Answering his own question, Ellis argued:
The impulse to effect social changes was increasingly pre-empted and distorted by a desire to retain an uncorrupted honesty or purity. The S.D.S. worldview increasingly became one of “us” versus “them,” the good inside versus the evil outside.
A similar process overtook two subsequent movements, in Ellis’s view:
Characteristic of both radical feminism and radical environmentalism is the tendency to dismiss the choices people make as a product of false consciousness. Under conditions of inequality, Catharine MacKinnon insists, female consent is merely male coercion concealed. Driving a car, radical environmentalists tell us, is an “addiction,” not a real choice.
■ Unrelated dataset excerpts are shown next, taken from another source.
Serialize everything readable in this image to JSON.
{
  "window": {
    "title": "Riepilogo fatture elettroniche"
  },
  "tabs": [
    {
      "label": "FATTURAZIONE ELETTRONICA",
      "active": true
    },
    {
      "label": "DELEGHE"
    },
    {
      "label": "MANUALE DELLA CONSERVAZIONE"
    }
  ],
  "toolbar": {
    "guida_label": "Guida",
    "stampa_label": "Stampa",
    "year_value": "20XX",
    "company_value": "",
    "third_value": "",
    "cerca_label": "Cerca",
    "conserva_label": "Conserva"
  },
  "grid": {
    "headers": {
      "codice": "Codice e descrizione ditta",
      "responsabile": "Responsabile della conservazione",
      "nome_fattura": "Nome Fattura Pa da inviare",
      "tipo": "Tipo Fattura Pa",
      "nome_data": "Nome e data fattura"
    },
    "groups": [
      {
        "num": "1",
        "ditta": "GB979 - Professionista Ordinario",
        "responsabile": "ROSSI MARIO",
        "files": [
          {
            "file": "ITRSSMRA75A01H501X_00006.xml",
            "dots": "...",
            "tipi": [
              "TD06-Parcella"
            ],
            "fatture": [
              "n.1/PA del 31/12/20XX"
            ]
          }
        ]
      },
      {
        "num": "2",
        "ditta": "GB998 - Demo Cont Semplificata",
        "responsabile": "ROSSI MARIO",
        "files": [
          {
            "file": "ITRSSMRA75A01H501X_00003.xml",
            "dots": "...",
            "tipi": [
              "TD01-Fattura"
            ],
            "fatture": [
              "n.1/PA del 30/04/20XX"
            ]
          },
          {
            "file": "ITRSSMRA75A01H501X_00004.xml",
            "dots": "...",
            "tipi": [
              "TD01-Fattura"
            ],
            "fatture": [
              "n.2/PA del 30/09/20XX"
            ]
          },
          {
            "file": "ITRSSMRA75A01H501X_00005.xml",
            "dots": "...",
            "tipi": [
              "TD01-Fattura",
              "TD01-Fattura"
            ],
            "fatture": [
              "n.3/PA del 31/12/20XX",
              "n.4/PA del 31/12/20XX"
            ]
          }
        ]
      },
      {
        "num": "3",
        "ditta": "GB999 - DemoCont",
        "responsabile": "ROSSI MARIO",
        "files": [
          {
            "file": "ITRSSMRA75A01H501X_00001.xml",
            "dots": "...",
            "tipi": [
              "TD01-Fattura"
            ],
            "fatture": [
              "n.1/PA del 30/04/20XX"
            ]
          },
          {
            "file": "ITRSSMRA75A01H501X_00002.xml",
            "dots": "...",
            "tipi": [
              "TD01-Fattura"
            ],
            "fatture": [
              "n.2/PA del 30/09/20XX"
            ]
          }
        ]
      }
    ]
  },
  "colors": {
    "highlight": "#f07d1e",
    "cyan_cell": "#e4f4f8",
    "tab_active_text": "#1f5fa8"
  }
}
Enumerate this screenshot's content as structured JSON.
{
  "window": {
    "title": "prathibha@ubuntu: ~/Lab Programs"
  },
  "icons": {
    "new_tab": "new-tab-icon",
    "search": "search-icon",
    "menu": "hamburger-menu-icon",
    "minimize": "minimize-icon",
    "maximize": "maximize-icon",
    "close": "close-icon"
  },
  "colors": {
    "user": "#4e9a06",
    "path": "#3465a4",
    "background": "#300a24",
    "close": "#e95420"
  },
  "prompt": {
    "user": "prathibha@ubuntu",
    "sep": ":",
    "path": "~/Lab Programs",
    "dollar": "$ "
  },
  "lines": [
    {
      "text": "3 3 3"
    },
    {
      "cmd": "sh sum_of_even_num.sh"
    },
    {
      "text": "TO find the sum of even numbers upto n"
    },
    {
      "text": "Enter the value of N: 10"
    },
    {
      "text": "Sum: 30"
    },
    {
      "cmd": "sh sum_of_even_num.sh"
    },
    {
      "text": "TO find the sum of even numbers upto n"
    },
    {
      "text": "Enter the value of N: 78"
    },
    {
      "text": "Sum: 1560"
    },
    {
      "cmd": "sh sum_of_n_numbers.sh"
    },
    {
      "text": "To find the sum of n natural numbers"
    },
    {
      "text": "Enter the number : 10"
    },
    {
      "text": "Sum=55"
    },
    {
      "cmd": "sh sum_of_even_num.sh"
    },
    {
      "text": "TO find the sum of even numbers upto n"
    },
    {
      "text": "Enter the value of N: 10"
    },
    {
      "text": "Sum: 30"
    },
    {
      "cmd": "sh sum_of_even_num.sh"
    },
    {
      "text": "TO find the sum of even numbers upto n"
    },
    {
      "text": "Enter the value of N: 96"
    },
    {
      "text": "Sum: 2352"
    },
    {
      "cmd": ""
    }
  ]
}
…The question in the wake of the Supreme Court’s decisions on Roe and gun rights is whether these organizations can get their acts together before the Nov. 8 midterm elections and the end of the 117th Congress on Jan. 3, 2023, and that’s before we get to the question of the momentous 2024 presidential election.
The reality is that the left and the Democratic Party have suffered bouts of internecine conflict repeatedly over the past 100 years. Unfortunately, the most powerful corrective has proved to be defeat, even repeated defeat, on Election Day.